C’est un espace où l’on peut être soi-même ! Tout simplement libres ! On n’a pas besoin de porter le voile sur nos comptes Instagram. Bien évidemment, le gouvernement nous l’impose mais il y a d’une certaine manière ce que les lois nous imposent et, dans les faits, le comportement populaire. Tellement de femmes s’émancipent de la règle…
Vous définissez-vous comme féministe ?
Oui !
(après un silence) En Iran, le pouvoir est parfois tellement conservateur que tout ce qui émerge dans la société civile est jugé offensant. De fait, le chemin qu’il reste à parcourir est immense.
Comment décide-t-on de ne pas revêtir, sur les réseaux, le voile que l’on porte bon gré, mal gré, dans la vie réelle ?
C’est une décision à prendre, un choix personnel qui n’est pas sans risques. Ou bien l’on poste des photos de soi sans le voile, ou bien l’on préfère jouer la sécurité et se plier à la règle. Beaucoup de gens prennent aujourd’hui ce risque. Vous devez comprendre ceci : quand vous vivez en Iran, vous avez en quelque sorte deux vies : la première est souterraine et se mène à l’abri des regards. La seconde est publique, elle est conforme à l’image que le pays souhaite renvoyer à l’international. Pourtant, en Iran, on fait la fête, on boit, on fait toutes ces choses qui semblent normales mais qui demeurent pourtant «underground».
Revenons quelques années en arrière. Pourriez-vous nous raconter votre mésaventure avec la justice iranienne, le tournage de la vidéo «Happy, we are from Tehran» et les complications qui suivirent sa mise en ligne ?
Fin 2013, l’artiste Pharrell Williams met en ligne le clip de sa chanson «Happy» qui deviendra un tube planétaire. Face à l’engouement suscité par la chanson, le chanteur lance un concours et invite ses fans du monde entier à reproduire la chorégraphie du clip. Avec mes amis, nous décidons de suivre le mouvement et de tourner une petite vidéo ludique intitulée «Happy, we are from Tehran» car personne ne l’avait fait dans notre pays jusqu’alors. La date de clôture du concours venait tout juste de se terminer mais nous croisions les doigts pour Pharrell voit la vidéo et nous sélectionne. D’une certaine manière, on peut dire que le rêve s’est réalisé… (rires)
A cette époque vous aviez 24 ans, c’est bien cela ?
Oui, c’est exact. Notre objectif était de montrer un autre visage de l’Iran, loin de l’image propagée dans les médias internationaux.
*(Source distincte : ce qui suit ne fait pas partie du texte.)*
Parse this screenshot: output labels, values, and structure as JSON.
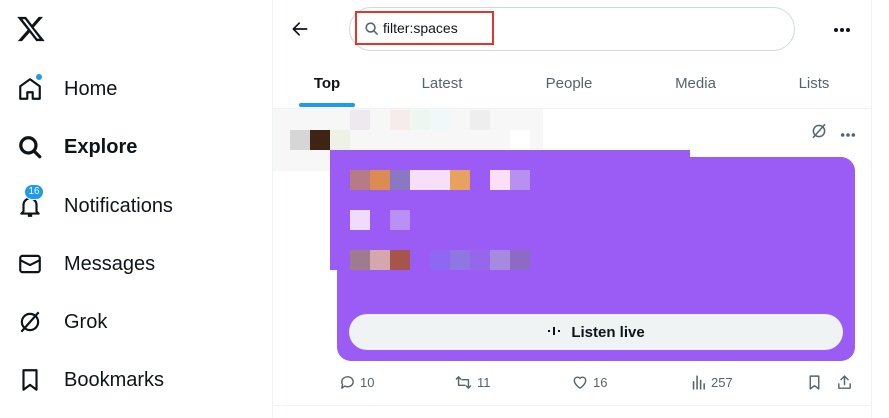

Nous voulions montrer que nous suivions les mêmes modes, les mêmes élans que la jeunesse partout ailleurs. Il s’agissait de démonter certains clichés, de montrer comment nous sommes vraiment habillés et de quelle manière nous nous amusons. Mieux nous faire connaître, en un sens.
Que s’est-il passé après la mise en ligne de la vidéo ?
Après avoir publié cette vidéo, mes amis et moi avons été arrêtés par la police et envoyés en prison pendant quatre jours. Au tribunal, notre peine initiale (6 mois à 1 an de prison avec sursis et 91 coups de fouet) a finalement été suspendue car nous avons fait «amende honorable». On nous a prévenu que si nous recommencions à nous filmer de la sorte, nous irions six mois en prison…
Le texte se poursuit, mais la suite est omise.